Do they work in the latest After Effects?
Yes. All of them are actively maintained for current versions of After Effects. Mister Horse Animation Composer, AEVIEWER 2, and the Plugin Everything tools all post updates regularly.
Will I outgrow them as I get better?
Probably not. These are the kinds of tools professional editors keep installed forever. FX Console, AEVIEWER, Animation Composer, and Label Me in particular show up in pro setups constantly. The free versions cover everything a beginner needs and most of what a pro needs day to day.
Are there paid upgrades I should worry about?
Only two of the day-one picks have paid upgrades. AEVIEWER 2 has a paid Pro with extra format support and authoring tools, and Mister Horse Animation Composer has paid packs that expand the library beyond the free 500 items. The bonus plugins (Saber, Color Vibrance, QCA, Displacer Pro, Thicc Stroke, Repeater, FXAA, Ferret Marker, UnMult) are all fully free, no upsell.

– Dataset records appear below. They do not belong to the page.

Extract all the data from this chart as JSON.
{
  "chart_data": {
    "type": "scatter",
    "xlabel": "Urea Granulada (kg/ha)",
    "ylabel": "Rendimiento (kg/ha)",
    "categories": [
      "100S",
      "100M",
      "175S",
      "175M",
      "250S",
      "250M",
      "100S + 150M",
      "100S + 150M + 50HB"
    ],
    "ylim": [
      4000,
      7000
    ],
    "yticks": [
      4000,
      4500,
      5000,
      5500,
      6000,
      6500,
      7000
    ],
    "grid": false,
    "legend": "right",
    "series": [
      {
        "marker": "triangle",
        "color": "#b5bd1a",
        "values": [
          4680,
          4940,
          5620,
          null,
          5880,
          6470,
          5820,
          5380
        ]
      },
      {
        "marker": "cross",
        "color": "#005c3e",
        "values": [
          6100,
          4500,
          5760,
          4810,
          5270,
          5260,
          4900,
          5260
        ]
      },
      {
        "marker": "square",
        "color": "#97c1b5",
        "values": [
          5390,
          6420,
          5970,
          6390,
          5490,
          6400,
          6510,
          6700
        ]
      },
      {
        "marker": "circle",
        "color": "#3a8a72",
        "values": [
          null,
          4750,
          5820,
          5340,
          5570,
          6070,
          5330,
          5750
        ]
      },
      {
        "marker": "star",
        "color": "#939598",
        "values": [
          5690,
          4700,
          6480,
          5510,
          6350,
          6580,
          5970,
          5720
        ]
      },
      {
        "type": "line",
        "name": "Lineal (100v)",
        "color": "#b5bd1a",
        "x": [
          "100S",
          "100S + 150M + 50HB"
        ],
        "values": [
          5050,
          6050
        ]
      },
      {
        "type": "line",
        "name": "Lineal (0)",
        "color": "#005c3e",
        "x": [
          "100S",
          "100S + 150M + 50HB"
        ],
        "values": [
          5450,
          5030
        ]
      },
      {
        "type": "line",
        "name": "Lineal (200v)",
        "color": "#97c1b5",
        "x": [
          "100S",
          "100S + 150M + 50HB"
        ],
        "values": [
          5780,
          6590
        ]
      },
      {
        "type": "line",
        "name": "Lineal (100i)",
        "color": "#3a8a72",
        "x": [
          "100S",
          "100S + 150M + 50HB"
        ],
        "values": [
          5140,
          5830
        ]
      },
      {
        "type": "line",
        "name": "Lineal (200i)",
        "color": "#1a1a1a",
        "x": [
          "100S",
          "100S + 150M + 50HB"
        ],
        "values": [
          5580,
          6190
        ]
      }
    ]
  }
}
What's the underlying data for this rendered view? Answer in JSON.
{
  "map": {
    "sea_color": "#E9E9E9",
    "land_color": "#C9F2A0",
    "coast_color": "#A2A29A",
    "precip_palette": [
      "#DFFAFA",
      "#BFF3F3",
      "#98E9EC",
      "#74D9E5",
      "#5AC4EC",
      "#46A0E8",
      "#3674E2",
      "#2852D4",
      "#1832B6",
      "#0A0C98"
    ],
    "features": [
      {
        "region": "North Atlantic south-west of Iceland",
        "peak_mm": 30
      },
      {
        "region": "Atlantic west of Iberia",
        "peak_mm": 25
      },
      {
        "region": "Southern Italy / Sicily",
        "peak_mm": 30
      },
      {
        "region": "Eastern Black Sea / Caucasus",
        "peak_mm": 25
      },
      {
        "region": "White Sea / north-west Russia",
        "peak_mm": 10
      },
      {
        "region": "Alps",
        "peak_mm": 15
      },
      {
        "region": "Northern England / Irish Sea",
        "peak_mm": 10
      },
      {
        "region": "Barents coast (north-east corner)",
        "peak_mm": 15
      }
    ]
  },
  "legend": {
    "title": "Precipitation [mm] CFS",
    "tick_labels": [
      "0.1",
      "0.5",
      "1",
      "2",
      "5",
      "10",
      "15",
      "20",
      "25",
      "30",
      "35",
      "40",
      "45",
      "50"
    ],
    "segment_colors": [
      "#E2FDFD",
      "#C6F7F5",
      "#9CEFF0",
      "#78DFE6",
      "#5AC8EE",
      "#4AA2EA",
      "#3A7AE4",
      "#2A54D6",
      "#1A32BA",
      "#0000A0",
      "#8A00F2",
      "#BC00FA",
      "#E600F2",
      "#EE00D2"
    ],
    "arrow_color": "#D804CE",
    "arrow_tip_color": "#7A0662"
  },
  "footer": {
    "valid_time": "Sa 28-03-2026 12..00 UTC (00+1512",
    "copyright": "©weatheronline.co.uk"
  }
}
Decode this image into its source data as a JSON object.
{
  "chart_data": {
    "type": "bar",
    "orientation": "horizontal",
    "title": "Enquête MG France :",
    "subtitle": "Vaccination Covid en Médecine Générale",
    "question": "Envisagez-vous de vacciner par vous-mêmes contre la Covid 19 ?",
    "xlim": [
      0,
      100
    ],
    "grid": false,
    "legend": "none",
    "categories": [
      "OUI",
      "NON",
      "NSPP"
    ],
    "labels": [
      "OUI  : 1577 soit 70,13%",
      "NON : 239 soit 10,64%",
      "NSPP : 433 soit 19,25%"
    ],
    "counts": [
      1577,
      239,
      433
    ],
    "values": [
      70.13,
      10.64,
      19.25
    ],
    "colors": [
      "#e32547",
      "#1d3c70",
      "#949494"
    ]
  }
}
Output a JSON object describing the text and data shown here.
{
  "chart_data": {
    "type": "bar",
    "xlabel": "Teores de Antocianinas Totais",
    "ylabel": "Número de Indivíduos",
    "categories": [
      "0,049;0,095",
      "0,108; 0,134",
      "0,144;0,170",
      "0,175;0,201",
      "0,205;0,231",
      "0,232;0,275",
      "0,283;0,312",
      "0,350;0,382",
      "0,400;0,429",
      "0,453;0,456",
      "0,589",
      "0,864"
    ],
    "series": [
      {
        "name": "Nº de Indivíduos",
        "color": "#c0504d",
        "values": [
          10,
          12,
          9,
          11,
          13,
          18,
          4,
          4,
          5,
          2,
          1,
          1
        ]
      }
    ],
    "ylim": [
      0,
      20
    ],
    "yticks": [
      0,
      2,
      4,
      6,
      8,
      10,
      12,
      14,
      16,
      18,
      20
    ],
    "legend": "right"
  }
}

Which one is the most useful for AMV editors specifically?
From the day-one picks, FX Console is the single most useful plugin in this whole article, even ahead of the bigger flashy names. It quietly does three jobs at once: instant effect search by typing the name, one-click viewport snapshots, and saving any effect or full effect stack as a recallable preset. Once it is set up, you basically stop reaching for the menu bar. Mister Horse Animation Composer is the runner-up because the free sound effects pack alone saves real time on every edit. From the bonus picks, Quick Chromatic Aberration and Saber are the two AMV editors grab first, since RGB split and glow show up in basically every modern AMV.